Despite the strong downside momentum from last week's weak close, E$ managed to hold 1.29348 (last week's low) with a low of 1.29358 on Monday before rebounding to today's high of 1.3026. Given the last 24 hours' price action, it has increased the probability of a near term bottom with E$ gearing up to retest the DMA21 (1.3065) that it broke down from last Thursday. I am sure with the ongoing ECOFIN meeting and the German ZEW Economic Sentiment (5pm Sin/HK), there are more than enough stimulant to inject volatility into the market.
Interestingly, a subtle difference between the Asia and Europe order book has indicated the importance around the DMA21.

Asia order book:
Stop loss: 1.2845 and 1.3055
Limit: 1.2860/50, 1.2935 and 1.3040/50

Europe order book:
Stop loss: 1.2845 and 1.3035-50
Limit: 1.2860/50, 1.2935 and 1.3050-70

Primary trend: Bullish
Intermediate trend: Bullish
Minor trend: Mildly bullish (Down / Up market)

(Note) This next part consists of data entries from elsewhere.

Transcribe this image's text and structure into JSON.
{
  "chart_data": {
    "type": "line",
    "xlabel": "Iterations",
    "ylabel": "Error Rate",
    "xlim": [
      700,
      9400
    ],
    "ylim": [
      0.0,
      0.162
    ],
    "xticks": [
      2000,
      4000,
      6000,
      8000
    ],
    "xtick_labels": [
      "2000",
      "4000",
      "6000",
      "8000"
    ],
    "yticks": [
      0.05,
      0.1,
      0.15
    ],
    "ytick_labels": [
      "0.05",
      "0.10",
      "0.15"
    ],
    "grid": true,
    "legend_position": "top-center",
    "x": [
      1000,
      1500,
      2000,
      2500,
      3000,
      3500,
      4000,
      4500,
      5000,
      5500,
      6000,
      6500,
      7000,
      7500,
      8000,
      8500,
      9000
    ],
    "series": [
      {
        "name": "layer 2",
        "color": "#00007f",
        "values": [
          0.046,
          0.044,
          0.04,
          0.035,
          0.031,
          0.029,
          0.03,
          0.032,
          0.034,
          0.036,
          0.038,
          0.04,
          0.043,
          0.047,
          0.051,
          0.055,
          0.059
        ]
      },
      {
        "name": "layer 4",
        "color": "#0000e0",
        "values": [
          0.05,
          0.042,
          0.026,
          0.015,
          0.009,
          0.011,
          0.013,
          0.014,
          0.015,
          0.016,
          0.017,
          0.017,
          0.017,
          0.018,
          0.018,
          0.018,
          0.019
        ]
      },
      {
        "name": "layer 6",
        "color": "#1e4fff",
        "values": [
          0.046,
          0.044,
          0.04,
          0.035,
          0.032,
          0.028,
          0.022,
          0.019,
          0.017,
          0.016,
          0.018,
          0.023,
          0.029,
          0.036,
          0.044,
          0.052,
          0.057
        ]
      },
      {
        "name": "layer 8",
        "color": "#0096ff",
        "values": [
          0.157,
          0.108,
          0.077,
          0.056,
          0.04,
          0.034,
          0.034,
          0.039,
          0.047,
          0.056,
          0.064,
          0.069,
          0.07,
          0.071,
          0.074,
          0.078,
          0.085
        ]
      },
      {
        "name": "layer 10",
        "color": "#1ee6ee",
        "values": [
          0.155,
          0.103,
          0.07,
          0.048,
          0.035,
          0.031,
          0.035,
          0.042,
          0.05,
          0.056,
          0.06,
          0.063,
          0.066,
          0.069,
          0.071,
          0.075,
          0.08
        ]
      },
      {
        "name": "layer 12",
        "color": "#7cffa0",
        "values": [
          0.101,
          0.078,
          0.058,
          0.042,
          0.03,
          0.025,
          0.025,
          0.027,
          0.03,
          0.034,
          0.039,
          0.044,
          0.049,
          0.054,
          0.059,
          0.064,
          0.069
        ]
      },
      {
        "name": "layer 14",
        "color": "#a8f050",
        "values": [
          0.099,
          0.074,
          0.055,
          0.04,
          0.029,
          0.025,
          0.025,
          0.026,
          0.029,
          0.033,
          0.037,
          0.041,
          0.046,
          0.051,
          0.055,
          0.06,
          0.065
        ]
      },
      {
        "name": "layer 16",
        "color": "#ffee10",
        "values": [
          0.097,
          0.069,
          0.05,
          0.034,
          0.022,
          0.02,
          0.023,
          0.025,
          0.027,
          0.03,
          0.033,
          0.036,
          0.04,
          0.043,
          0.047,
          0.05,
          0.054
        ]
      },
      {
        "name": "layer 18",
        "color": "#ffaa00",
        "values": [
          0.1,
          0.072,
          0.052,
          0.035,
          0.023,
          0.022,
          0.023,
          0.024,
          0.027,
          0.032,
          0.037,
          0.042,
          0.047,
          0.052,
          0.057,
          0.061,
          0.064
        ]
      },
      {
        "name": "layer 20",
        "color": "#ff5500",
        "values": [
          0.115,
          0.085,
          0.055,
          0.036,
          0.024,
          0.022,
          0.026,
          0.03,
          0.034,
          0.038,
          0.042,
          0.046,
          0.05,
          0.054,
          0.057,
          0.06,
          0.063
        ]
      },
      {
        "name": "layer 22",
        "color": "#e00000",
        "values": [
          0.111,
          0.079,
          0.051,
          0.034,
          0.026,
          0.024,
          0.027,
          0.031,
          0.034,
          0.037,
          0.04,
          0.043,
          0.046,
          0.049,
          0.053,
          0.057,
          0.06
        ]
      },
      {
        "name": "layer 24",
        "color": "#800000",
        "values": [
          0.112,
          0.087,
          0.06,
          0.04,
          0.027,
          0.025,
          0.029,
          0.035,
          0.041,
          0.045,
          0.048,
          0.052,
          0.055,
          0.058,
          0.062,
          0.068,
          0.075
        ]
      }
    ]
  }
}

Technically, shorter intraday indicator is near to o/b zone but the longer intraday one is still at the o/s level, which fits my other technical signals that the probability of a down/up market from here. Shorter intraday oscillator indicator is suggesting range consolidation with current price level being at the upper band. However, longer intraday momentum is a mixed bag. Putting everything together, I see 2 probable scenarios:
Scenario1: 1.3020/30 to cap with E$ falling back to 1.2950/60 before a rally for 1.3050/70
Scenario2: E$ holds 1.2980/90 and rally for 1.3050/70 before falling back to 1.2940/50.
I have to admit that at this point in time, I am leaning more towards Scenario1.
Stay nimble and don't be a slave to a single position!!

E$ Daily chart - Mean reversion to DMA21

Monday, 13 May 2013

E$ caught between tectonic plates again...

More signals are converging to affirm a USD resurgence, which concomitantly would also mean an end to the commodity cycle (AUD, XAU, etc....). In a situation as such, euro benefits from the stronger EURXXX but on a relative basis will still be weaker than the greenback. Being caught in between 2 tectonic plates, it will become trickier. My concern is the divergence between the currency market from the equity market. In 1987, the US treasury bonds and the equity market diverged for around 7/8 months before the equity market plummeted. Are we in the making of the same? If so, then there should a big correction in the equity market this year, probably in the Q3.
Back to the E$.... with the weak close last week at 1.2990, we are now trading below the DMA21, 50 and 200, which are bearish signals. Strong resistance stands at 1.2995/3010 and pivot at 1.3060/70. First support level is the 61.8% target (see chart) which the market had already bounced away on first test with the next stronger one at 1.2910/890.

CFTC COT report - Speculative accounts (as per May 7):
Net euro short -33,533 vs 30,149
Net short jpy   -78,560 vs -71,127

Europe order book:
Stop loss: 1.2845 and 1.3055
Limit: 1.2860/50, 1.2935 and 1.3040/50

Primary trend: Bullish
Intermediate trend: Bullish (unless 1.27447 breached)
Minor trend: Bearish (refrain from getting too bearish nearer 1.2900)

Technically, longer intraday indicators are in o/s zone. Shorter intraday momentum indicator is showing range consolidation but longer intraday momentum continues to point lower. I expect a trading range between 1.2890/3010 to 1.2990/3010. Overall technical signals favours selling E$ on rally.